Just a few years ago, recruiters across several industries used to reject résumés missing four-year degrees without even considering them. The age-old practice of requiring a four-year degree is resolutely holding on, however, the rapidly expanding trend of foregoing this requirement to access otherwise highly desirable candidates will eventually force the issue in larger numbers, resulting in a tipping point for this newly minted employment trend. 

The prevailing thought is that traditional education, although still valuable, is no longer best suited for dynamic work-life experience and continued, real-time skill development. In fact, it is now vocational training programs, coding boot camps, and the like, that can provide candidates with the necessary skills to succeed in their roles. Likewise, professional certifying bodies, who require a few weeks to a few months of study, can do a far superior job of continuous employee skill development, which is why more and more university systems are offering “professional certifications.” 

The hidden benefit of this professional culture shift

The most dynamic gain for workplaces and candidates alike, thus far, has been the attraction and acceptance of a more diverse pool of candidates who may have gained valuable skills through alternative routes, such as vocational training, apprenticeships, or work experience. By prioritizing skills and experience over degrees, employers can expand their candidate pools and tap into a more diverse range of talent, especially among BIPOC candidates. Not only does a change in mindset broaden the talent pool but it also fosters an inclusive workplace culture that values individuals with diverse backgrounds and experiences. 

Companies that are warming up to non-degree candidates

Most importantly, this is not a “theoretical” development. Progressive-minded companies are employing this practice right now.

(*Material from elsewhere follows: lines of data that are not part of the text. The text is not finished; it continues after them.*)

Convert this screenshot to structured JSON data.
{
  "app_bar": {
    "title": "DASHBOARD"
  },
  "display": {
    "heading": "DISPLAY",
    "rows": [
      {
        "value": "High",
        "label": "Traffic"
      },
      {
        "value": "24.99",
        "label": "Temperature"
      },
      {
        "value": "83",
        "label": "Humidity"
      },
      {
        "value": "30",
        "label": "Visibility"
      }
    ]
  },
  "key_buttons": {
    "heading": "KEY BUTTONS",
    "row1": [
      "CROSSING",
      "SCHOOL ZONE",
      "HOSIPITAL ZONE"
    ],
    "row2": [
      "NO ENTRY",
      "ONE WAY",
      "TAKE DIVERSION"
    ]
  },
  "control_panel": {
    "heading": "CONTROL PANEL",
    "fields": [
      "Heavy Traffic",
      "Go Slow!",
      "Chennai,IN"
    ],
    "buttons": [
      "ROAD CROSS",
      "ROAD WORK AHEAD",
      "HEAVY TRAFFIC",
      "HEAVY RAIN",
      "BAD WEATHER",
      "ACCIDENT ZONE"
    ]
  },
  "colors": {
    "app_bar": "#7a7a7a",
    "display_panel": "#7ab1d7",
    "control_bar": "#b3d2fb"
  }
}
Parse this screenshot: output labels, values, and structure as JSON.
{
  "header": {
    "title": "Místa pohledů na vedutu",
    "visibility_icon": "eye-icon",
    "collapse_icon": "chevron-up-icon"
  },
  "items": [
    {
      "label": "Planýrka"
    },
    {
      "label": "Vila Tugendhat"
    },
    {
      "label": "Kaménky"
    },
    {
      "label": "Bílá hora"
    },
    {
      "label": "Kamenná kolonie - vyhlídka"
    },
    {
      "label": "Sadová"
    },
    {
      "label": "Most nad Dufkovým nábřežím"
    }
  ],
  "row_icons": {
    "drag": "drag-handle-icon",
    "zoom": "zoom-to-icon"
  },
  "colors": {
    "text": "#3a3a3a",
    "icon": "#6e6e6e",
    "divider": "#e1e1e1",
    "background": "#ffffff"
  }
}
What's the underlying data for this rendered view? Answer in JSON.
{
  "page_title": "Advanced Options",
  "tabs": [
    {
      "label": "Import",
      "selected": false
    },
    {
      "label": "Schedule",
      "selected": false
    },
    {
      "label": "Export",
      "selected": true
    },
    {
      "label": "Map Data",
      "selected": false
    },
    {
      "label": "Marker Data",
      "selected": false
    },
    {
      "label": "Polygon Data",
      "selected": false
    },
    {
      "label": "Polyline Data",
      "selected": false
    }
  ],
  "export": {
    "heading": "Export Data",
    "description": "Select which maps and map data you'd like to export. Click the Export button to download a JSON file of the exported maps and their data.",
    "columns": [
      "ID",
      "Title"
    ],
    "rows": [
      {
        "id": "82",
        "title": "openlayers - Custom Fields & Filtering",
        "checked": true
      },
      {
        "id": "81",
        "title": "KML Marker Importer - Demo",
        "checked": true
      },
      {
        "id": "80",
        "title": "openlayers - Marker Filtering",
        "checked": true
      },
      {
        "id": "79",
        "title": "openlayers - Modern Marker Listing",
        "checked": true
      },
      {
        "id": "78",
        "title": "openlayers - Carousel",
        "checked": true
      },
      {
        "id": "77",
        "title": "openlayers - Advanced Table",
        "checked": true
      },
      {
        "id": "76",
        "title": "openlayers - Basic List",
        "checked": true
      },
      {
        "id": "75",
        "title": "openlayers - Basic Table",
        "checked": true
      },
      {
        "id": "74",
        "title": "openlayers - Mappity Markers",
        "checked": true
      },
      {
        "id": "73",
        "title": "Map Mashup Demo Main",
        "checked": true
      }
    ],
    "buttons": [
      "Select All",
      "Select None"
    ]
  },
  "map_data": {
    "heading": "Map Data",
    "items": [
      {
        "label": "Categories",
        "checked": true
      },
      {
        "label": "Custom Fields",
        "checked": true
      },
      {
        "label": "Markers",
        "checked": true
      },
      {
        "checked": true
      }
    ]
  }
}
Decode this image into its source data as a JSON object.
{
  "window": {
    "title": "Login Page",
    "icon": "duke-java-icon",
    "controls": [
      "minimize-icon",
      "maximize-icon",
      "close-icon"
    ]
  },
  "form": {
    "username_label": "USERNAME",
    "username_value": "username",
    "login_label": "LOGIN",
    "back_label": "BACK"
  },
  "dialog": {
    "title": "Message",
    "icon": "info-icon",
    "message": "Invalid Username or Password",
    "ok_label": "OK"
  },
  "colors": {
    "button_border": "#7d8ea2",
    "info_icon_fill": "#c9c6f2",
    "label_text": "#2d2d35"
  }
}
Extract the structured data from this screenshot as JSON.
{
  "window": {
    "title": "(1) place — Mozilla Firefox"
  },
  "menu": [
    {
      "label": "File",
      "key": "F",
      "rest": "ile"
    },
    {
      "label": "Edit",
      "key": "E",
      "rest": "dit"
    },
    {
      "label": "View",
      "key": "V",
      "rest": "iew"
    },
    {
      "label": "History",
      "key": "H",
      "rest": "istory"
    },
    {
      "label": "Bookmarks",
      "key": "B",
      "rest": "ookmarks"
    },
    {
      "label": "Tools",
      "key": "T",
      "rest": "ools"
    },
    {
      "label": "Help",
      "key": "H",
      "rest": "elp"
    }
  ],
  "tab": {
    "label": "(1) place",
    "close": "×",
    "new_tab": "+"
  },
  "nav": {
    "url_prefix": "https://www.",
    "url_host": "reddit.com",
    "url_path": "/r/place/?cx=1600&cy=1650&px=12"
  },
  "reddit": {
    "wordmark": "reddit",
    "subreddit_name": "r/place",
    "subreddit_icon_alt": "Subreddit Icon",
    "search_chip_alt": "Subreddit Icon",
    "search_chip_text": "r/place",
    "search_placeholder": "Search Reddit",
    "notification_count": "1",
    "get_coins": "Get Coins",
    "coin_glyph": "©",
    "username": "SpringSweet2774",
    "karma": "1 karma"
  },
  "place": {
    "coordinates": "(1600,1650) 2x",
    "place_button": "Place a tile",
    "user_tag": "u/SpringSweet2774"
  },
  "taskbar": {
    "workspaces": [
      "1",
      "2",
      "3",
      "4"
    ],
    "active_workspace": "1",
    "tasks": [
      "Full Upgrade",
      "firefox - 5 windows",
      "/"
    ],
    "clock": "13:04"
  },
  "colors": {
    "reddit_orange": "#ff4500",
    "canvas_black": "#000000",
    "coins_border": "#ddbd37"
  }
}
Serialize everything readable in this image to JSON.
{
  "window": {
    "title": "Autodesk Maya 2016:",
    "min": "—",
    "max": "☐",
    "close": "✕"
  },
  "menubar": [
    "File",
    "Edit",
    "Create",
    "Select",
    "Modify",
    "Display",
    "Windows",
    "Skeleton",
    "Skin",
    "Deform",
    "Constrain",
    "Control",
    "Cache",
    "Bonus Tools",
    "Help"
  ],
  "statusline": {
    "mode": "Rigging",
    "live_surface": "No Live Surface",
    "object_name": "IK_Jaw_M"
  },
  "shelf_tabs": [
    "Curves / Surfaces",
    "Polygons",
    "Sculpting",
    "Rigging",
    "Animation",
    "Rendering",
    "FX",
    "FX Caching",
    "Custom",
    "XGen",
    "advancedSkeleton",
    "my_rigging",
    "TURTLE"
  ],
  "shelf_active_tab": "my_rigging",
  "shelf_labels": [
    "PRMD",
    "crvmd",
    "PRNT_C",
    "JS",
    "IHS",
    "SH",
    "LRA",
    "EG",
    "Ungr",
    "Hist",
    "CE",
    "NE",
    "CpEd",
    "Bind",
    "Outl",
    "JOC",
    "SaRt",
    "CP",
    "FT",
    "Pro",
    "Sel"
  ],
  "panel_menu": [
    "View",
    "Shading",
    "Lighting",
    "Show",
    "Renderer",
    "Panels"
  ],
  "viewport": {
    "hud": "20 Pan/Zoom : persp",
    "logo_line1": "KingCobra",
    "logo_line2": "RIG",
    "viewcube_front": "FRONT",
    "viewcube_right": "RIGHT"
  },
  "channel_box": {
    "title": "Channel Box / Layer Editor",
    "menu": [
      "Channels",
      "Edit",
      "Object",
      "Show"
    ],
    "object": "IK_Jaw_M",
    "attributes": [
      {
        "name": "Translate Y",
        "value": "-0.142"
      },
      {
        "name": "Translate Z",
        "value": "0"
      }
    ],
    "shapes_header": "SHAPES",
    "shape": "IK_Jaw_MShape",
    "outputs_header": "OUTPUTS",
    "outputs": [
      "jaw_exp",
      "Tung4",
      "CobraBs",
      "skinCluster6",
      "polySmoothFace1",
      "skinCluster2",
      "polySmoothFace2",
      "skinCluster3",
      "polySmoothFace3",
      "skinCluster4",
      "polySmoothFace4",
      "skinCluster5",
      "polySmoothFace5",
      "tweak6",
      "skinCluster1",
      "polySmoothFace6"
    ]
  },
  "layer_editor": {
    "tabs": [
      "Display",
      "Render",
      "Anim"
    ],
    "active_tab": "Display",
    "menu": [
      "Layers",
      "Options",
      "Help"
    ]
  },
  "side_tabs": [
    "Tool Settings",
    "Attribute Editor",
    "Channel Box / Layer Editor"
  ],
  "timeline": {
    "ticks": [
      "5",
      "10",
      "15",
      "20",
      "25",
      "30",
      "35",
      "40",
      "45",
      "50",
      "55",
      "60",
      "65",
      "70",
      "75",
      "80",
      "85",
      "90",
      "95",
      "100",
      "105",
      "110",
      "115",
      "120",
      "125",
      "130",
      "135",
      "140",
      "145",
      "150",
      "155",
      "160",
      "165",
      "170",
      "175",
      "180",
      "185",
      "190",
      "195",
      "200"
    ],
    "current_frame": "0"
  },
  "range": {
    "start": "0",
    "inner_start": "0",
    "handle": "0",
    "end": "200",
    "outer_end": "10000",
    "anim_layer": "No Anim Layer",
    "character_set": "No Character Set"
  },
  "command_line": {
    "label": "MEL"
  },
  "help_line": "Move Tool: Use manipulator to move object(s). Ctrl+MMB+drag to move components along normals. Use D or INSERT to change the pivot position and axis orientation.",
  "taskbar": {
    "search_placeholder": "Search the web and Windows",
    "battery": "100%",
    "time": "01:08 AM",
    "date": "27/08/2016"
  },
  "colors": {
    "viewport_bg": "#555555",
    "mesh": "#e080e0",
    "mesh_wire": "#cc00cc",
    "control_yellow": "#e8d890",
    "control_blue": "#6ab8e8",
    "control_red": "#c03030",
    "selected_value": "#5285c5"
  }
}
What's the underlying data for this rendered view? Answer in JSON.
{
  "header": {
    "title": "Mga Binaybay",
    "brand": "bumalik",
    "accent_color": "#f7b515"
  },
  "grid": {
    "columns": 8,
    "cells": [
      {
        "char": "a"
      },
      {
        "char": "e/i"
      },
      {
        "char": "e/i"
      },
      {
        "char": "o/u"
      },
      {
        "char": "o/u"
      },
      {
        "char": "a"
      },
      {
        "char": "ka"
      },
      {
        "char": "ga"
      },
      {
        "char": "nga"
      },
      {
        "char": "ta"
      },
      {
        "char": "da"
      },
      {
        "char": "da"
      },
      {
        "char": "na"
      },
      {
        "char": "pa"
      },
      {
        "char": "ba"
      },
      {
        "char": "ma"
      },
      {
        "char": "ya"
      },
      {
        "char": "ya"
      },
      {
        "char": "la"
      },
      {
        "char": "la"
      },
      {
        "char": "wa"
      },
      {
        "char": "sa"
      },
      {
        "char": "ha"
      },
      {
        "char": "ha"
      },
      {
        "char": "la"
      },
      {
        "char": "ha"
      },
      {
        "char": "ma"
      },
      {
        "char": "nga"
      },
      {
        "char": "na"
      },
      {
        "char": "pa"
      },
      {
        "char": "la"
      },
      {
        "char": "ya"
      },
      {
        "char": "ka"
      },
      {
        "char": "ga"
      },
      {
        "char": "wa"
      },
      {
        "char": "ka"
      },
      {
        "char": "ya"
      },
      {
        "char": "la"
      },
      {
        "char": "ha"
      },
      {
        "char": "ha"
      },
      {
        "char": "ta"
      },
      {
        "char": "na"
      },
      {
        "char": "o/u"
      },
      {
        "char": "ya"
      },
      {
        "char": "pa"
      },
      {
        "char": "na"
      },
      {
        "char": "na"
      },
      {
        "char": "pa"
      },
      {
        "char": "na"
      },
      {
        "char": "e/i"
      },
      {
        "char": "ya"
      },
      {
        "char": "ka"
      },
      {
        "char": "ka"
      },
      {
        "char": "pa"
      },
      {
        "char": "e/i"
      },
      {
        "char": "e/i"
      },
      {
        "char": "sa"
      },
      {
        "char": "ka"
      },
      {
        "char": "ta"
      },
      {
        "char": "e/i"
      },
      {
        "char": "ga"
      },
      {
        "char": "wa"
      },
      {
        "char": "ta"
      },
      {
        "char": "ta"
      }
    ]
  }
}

Here are three examples of notable companies that have found success in attracting and hiring candidates who do not always possess four-year degrees:


Google employees are widely recognized as some of the best and brightest in the industry. However, having a degree is not the only path to securing employment at Google. If you have the necessary skills, you may be considered for most software engineering and project management roles. Furthermore, Google provides free access to various courses and educational resources to assist you in developing your coding skills.


Apple is another tech giant that has embraced the trend of looking past four-year degrees. In 2018, Apple launched its “Learn to Code” program, which provides individuals with the skills they need to pursue a career in coding, without the need for a college degree. Apple also offers its own certification program, which allows individuals to demonstrate their proficiency in specific skills and technologies.

Ernst & Young

Ernst & Young, one of the largest accounting firms in the world, has also taken steps to look beyond four-year degrees when hiring new employees. In 2016, the company announced that it would no longer require a college degree for its entry-level positions, instead focusing on skills and experience. 

Bottom line

The trend of job candidates skipping four-year degrees is becoming increasingly common and companies are starting to recognize the value of skills and experience over traditional educational requirements. By focusing on skills and experience, companies are finding qualified and more diverse candidates who can bring unique perspectives and value to their organizations.